Take Molly and Gus, who have eye witness testimony and photographic evidence to arrest Malvo and take him to Bemidji. Of course his arrest in Duluth didn't stick, even with the fake identity - the best he could have been charged with there was speeding, at the word of a police officer. And Lester is clearly a weak enough individual to flip on Malvo. Molly could have her crime solved in no time at all. Instead, every episode sees the character spin their wheels, make a minor bit of progress, and get distracted by other stuff that should be adding to characterization, but just comes off as filler. Like the parable told to Gus by his neighbour, whose intended purpose I understand, but was overly long and used to kill five minutes.

At this point, the show bares little relation to the Coens style that it was trying to emulate.

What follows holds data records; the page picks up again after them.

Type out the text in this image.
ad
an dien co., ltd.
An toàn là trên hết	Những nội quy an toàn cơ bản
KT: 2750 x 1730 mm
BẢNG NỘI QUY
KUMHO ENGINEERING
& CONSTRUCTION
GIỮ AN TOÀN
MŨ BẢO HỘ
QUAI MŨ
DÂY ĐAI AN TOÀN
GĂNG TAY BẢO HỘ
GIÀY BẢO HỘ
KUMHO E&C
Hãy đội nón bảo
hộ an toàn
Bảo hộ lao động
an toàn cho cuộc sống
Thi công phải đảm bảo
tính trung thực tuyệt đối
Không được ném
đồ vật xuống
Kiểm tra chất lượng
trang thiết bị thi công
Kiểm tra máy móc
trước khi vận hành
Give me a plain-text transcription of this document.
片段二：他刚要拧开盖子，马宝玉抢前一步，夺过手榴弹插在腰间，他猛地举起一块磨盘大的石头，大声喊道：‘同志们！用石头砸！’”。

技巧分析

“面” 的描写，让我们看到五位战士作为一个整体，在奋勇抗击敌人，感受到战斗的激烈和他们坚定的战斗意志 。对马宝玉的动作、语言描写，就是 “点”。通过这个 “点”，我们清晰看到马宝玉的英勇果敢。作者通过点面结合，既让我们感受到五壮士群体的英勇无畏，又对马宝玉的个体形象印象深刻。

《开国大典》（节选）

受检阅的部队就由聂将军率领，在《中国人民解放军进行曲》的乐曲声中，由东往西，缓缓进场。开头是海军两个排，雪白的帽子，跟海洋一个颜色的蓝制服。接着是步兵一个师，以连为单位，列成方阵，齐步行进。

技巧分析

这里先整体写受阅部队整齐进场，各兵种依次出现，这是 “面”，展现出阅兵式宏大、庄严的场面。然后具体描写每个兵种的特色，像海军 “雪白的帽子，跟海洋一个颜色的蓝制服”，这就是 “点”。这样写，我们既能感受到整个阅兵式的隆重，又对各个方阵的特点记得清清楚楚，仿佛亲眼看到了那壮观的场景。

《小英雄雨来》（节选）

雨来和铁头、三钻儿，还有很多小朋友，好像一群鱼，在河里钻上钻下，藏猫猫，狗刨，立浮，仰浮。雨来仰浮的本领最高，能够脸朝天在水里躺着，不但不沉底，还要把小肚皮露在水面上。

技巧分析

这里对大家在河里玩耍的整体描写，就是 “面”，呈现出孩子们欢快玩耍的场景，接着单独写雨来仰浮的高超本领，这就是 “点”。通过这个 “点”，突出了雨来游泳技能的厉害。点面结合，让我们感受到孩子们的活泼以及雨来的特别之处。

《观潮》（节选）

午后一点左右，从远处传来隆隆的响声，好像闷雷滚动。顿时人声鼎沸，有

The Coens wouldn't tolerate this level of wheel spin. At least when they have characters in conversations that don't go anywhere, there is a level of amusement that it provides. When they have a story that doesn't go anywhere, it is at least interesting to see how things unfold. At this point in the series, I just don't care about any of these characters any more. The show has wasted my earlier good will. Occasionally, it'll find the opportunity to say something clever (usually with Malvo as the mouth piece, like this week's discussion on wolves), but mostly it's just putting in time between those ridiculously over-used opening credits and the maudlin closers.